Le soleil se levait et l'air était plutôt frisquet à l'arrivée des participants de tous âges. De bon matin, la cloche de l'association a donné le top départ. Au coup d'envoi, tout le monde s'est activé vers son lieu de pêche, au bord de l'étang dans le parc de la commune. Une trentaine de personnes, enfants et adultes, se sont retrouvés autour du plan d'eau où 200 truites avaient été lâchées pour l'occasion.   Moins de dix minutes après le signal, Martin Giri, 10 ans, sortait déjà le premier poisson.

Il s'enorgueillit : "J'ai pris la première truite mais je ne fais pas que pêcher, je sais aussi les vider".

Christelle Tellier, présidente de l'association, explique : "Nous avons déjà organisé une dictée, un après midi conte, des soirées théâtre. Nous voulions une journée qui rassemble tous les âges autour de notre magnifique plan d'eau. La municipalité nous a aidés en réintroduisant 200 truites et nos adhérents et leur famille ont joué le jeu en se levant de bonne heure ! "
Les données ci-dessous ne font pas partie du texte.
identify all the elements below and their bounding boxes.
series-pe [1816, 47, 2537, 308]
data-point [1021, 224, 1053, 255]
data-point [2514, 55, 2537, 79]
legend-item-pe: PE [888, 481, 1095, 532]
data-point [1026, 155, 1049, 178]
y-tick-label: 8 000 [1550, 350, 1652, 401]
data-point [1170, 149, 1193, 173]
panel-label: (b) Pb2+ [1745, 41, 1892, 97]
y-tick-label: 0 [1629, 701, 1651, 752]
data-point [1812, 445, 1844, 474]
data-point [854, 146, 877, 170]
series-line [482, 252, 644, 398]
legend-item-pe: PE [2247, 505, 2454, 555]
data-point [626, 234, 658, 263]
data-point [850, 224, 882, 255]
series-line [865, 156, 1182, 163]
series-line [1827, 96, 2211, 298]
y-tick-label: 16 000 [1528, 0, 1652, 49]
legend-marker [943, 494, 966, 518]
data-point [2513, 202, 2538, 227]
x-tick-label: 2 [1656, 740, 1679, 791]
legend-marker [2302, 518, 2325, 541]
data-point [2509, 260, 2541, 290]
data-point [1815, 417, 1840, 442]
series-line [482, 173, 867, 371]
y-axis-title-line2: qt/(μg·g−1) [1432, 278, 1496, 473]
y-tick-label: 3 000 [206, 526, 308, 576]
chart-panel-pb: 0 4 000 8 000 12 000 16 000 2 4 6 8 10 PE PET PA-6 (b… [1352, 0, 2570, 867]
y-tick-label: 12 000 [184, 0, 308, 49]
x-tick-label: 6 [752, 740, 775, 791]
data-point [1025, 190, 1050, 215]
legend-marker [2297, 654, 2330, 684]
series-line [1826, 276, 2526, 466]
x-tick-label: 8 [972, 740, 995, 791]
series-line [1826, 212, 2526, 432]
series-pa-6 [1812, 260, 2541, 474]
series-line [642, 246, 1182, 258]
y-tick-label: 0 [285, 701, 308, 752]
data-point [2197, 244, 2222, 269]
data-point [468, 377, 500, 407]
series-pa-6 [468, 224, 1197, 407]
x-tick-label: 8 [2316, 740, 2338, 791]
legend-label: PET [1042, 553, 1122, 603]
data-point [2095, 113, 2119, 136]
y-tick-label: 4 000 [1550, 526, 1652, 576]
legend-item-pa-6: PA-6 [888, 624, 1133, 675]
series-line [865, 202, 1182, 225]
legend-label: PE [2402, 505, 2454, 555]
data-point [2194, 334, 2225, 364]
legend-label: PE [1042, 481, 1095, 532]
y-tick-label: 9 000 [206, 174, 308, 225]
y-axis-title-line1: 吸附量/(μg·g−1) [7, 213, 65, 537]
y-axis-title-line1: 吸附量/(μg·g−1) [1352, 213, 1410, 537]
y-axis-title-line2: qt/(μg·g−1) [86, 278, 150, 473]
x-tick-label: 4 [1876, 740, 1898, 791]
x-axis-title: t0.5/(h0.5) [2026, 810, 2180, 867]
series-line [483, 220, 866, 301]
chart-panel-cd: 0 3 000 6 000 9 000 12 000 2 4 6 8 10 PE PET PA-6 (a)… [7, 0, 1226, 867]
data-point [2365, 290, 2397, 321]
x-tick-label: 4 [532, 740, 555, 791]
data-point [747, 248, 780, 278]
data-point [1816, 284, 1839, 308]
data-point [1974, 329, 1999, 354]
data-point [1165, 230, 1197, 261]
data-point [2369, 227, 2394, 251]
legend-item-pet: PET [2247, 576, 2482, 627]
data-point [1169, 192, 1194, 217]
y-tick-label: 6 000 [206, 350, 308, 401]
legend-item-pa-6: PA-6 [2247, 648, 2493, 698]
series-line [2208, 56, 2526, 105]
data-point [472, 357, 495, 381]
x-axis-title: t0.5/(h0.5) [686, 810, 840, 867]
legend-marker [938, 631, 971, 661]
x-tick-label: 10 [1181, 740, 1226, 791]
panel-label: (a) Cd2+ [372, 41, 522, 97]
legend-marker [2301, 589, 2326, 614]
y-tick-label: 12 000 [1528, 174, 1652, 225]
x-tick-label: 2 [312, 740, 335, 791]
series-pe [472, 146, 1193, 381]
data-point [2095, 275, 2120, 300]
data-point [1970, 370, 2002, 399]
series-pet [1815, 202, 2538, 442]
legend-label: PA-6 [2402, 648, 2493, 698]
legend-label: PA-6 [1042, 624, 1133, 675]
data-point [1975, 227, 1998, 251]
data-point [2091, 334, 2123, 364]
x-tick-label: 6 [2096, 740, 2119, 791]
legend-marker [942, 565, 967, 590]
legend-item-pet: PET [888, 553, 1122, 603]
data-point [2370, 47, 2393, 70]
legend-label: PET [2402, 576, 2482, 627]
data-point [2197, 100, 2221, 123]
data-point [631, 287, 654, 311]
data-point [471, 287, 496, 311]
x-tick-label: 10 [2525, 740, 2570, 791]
Un barbecue a clôturé l'événement qui est "à renouveler" selon beaucoup de participants.

Une partie de la recette de l'animation sera reversée au téléthon qui aura lieu en décembre, chaque village organisant à tour de rôle la journée. Elle se déroulera à Gressy les 2 et 3 décembre.

Prochaine animation du GAG : la fête de fin d'année avec représentations théâtrale et sportive, samedi 28 mai.